The square, presided by the city hall, has a large fountain from which spouts flow from the mouths of four podgy faces carved in stone, surrounded by the expansive shade provided by an extraordinary tree: the pinsapo or Spanish fir.

When in the middle of 1800 Pascual Madoz was gathering information for his Historic-Geographic Dictionary of Spain, the informant from Grazalema did not even mention this tree in his account of the region’s resources.

Forty years ago, the whole Sierra del Pinar (Pinegrove Mountains), hill after hill, was no more than what poet Miguel Hernández once described by: “[…] a land of poor labourers and workers.” Nobody believed in its wealth, not from public nor private spheres. Year after year, the waters of the mountain streams swept away the pinsapos that were along its indomitable course into the depth of the Valle (Valley) del Revés. Today a Nature Park, it provides the most sustainable resources of the area.

The mountains of Grazalema have the largest concentration of Spanish firs, pinsapos, the only species of tree which managed to survive to the last glaciation.

The Pinsapo trees are very tall, up to an average thirty metres. They grow almost exclusively in the mountains of Málaga and Cádiz, as well as in certain areas in the Rif Mountains in Morocco. Considered as the “Spanish fir”, it is a protected species, in areas as, among others, the Grazalema Mountains, where it is even on the flag of the town city.

The Park, that in its unbridled area of pinsapos has remained as it was, in the semi-chaotic state provided by the wrestling of nature, which has given a beauty and a rampant life that no other natural space in Andalusia has, grants the grace of an unforgettable vision to the fortunate ones who traverse the path that covers it from end to end. In the meantime, Grazalema has domesticated the tree and raised it to the status of totemic. Not only has it been included in its coat of arms, but also it is displayed all over its plazas and street corners. Upon our return we see it, increasingly vigorous in the curves of the road that takes us to Benamahoma, which not much time ago was only “La Huerta” (The Orchard). Because it is right there that the peak of San Cristobal, like Lorca’s character of Cristobalón , loaded with clouds like wineskins, that is made flow of the water that is kept in the internal nooks of these karstic mountains.

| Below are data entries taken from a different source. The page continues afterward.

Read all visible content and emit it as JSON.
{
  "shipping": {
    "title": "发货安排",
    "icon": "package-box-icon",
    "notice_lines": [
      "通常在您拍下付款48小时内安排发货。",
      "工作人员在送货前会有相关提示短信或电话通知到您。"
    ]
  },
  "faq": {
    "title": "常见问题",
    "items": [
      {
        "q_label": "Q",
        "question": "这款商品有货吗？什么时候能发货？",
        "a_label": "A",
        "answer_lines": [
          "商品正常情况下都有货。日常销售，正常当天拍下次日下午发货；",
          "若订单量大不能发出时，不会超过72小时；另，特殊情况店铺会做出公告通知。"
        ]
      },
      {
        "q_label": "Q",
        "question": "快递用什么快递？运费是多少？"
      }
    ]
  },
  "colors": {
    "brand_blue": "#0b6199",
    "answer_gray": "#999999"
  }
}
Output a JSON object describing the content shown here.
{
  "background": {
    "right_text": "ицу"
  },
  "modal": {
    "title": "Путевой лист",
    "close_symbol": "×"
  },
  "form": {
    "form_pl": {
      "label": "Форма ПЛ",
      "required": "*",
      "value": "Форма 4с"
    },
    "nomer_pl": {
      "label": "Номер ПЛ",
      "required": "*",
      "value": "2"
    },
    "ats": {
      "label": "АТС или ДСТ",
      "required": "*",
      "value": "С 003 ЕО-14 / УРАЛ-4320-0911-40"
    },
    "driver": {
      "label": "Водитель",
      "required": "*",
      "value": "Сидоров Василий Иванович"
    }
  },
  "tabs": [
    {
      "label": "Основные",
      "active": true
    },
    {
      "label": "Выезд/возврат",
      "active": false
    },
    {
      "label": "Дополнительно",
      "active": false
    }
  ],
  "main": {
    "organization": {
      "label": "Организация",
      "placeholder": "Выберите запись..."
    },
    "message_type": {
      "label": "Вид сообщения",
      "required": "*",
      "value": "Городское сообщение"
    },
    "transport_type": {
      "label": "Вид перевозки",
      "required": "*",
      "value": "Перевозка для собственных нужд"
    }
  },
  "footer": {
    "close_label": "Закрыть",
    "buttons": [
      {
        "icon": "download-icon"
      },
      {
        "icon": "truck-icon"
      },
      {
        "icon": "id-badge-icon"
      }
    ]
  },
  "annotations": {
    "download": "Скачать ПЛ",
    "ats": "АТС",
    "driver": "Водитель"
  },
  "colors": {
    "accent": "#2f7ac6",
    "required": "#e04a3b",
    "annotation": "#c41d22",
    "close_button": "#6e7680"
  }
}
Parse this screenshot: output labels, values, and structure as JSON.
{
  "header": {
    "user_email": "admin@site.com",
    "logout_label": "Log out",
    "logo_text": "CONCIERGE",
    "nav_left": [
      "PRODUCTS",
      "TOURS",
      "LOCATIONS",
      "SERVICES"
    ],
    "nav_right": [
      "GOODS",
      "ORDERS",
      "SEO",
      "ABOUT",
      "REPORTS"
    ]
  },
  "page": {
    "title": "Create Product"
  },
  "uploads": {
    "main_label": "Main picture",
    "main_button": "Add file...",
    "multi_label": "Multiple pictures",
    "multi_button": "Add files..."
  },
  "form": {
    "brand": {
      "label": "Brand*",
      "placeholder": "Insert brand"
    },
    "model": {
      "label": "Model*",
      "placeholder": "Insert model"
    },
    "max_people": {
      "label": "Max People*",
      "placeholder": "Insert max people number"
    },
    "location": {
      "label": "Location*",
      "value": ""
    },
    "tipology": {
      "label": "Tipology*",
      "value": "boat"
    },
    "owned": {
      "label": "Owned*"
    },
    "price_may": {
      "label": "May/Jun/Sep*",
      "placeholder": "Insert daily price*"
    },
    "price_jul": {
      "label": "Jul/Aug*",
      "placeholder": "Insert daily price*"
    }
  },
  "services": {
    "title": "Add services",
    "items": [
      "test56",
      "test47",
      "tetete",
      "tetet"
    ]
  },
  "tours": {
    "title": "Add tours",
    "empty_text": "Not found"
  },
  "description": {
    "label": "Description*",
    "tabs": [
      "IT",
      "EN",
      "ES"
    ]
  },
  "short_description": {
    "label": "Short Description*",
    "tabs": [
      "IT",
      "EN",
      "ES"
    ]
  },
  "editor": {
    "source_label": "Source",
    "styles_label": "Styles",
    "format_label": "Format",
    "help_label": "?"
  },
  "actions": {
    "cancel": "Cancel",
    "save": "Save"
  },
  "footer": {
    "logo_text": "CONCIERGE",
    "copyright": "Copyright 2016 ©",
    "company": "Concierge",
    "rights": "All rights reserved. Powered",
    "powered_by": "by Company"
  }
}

Benamahoma, where the Majaceite River springs.

MajaceiteRiver

In Benamahoma, the source of the spring that gives birth to the Majaceite River, which tirelessly sends to the fields 158 gallons of water per second, is a sacred place with Saint Anthony as protector and symbol of sort of a singular hylomorphism that is found in the celebration of Moros y Cristianos (Moos and Christians) its annual liturgy.

If someone decides to travel the distance between Benamahoma and El Bosque, following the water’s course, it will be understood how strong this river is, which lends its power to the Guadalete and gives fame to it, as did Grazalema throughout its history; everything has its front and back.